The book, which captures the history and memory of feminist protest across the Asia-Pacific and Anglophone world, was launched as part of a series of events to recognise the 70th anniversary of the Universal Declaration of Human Rights.
Professor Mackie said women who had been active in trying to change their societies are highlighted in the book.
“The timing also seemed right for our book, with the commemoration of significant anniversaries of women gaining the vote,” she said.
“This year marks the centenary of women’s limited suffrage in the UK (full suffrage being gained in 1928), and 2020 marks the centenary of women’s suffrage in the US.
“Women in Australia and New Zealand gained the vote well before their sisters in the northern hemisphere.”
The book charts the militant suffragist movement; revolutionary nationalists; worker’s rights; and the role of women in the conflicts of the 20th century.
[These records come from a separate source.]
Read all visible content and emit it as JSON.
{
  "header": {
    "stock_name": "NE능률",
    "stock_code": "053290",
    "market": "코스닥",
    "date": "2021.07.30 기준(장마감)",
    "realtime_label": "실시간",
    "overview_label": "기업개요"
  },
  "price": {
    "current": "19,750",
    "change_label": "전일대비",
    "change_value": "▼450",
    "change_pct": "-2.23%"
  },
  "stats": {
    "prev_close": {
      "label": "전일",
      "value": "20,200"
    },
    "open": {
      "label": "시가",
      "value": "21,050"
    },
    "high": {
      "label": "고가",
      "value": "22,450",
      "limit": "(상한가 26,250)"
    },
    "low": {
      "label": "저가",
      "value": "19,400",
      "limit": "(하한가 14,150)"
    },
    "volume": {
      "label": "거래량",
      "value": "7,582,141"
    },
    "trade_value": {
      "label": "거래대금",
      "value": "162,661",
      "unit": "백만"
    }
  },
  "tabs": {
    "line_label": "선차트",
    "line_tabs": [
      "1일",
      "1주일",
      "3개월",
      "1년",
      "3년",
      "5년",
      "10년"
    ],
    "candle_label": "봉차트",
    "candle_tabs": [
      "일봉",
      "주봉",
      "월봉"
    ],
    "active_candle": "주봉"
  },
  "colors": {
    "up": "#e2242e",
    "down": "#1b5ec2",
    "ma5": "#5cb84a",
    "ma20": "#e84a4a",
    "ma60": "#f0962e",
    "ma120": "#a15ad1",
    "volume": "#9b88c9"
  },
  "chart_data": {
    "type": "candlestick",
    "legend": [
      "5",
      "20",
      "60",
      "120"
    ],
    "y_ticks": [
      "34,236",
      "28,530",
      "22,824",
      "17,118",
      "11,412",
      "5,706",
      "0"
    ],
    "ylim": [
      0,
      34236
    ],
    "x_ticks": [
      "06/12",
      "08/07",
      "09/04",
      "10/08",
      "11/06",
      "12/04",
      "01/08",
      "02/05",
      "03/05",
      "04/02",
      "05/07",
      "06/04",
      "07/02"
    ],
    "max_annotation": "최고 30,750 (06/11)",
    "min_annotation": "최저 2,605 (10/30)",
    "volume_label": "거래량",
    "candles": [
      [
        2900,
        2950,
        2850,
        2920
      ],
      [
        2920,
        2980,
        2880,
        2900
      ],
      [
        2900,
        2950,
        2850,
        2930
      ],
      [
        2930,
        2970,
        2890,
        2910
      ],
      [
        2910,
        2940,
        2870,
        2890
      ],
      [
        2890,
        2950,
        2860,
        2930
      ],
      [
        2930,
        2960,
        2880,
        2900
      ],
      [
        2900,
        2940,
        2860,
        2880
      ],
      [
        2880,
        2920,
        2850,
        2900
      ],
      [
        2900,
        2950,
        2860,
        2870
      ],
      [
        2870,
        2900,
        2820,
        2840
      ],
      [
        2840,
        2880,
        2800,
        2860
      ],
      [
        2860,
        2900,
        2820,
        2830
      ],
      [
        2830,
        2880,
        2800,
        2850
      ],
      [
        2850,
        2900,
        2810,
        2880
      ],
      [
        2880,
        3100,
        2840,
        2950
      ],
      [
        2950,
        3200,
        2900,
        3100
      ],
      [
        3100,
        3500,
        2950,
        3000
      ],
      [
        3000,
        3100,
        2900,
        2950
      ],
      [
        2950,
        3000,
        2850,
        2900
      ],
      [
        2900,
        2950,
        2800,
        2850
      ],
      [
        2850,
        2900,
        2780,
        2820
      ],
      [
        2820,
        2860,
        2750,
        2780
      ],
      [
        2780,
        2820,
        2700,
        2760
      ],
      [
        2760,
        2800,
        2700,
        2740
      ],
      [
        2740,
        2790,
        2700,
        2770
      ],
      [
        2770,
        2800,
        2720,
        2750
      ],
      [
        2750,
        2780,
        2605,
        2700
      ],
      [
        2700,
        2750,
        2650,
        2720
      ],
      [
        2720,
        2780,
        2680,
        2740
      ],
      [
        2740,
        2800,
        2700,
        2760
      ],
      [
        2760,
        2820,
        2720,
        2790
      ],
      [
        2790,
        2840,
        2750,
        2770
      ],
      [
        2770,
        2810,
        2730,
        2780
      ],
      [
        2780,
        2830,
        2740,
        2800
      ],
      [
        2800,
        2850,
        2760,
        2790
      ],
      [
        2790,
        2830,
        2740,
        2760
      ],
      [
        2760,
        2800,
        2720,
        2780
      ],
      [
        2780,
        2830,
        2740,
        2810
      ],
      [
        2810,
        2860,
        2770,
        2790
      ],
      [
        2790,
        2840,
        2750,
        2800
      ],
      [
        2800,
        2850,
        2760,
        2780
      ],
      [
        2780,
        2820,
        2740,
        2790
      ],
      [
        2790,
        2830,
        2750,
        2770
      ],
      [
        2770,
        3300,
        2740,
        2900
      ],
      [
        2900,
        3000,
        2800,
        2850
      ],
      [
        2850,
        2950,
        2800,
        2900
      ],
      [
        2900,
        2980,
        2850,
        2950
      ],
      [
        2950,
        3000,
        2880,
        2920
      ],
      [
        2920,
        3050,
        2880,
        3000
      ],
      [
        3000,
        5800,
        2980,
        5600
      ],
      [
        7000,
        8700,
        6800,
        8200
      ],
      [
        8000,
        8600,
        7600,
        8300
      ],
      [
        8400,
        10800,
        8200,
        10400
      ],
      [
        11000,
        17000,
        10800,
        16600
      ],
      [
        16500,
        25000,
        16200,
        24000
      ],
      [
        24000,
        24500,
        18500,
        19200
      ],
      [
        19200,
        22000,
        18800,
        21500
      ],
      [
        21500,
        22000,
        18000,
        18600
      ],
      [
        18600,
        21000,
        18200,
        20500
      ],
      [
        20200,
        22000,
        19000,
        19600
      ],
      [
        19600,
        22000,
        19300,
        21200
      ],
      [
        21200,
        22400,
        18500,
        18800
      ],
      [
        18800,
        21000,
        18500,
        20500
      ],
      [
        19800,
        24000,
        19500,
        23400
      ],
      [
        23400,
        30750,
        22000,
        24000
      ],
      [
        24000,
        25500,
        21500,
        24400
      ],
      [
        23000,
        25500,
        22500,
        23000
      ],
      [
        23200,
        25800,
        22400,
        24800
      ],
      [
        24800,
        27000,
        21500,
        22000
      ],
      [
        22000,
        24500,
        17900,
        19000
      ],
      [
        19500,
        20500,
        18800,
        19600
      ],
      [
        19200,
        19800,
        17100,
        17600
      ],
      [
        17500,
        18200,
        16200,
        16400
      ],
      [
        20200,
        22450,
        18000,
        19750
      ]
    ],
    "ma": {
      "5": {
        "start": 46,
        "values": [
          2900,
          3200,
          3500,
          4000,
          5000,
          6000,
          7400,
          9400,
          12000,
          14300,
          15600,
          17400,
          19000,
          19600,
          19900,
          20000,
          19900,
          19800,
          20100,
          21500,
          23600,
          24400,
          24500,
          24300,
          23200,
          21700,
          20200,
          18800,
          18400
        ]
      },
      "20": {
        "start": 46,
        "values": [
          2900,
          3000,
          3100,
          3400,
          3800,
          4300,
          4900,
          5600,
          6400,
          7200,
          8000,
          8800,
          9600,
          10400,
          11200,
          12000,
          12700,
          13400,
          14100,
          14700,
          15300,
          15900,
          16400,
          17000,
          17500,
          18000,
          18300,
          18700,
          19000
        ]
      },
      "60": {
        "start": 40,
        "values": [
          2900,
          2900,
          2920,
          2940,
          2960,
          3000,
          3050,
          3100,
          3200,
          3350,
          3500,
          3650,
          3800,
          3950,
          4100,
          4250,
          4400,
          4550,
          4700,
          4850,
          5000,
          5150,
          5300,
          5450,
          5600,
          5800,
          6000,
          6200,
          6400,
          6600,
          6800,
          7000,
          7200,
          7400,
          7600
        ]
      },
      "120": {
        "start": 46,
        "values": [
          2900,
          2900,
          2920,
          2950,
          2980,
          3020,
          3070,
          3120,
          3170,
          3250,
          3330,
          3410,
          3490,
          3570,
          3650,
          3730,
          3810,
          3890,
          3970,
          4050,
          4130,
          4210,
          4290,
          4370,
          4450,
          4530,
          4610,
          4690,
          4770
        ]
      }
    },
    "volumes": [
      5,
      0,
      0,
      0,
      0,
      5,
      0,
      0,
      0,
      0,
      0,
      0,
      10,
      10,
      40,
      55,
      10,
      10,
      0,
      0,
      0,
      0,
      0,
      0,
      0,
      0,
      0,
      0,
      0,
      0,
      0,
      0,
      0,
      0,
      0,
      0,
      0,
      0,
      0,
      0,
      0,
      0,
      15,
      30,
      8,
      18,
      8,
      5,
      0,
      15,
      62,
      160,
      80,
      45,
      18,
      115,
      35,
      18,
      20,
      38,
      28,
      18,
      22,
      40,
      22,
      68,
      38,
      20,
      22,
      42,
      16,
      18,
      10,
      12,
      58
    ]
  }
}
Remembering Women’s Activism also reflects on the new wave of protest that has emerged in the past two years, in response to political events around the world.
“Women activists have been variously needed and derided, but they have always been a source of fascination,” Dr Crozier-De Rosa said.
“Whether protesting silently or loudly, in full sight of the public or in clandestine operations, they were variously lauded as those willing to sacrifice themselves for the cause or dismissed as a public nuisance or condemned as abominable models of femininity.”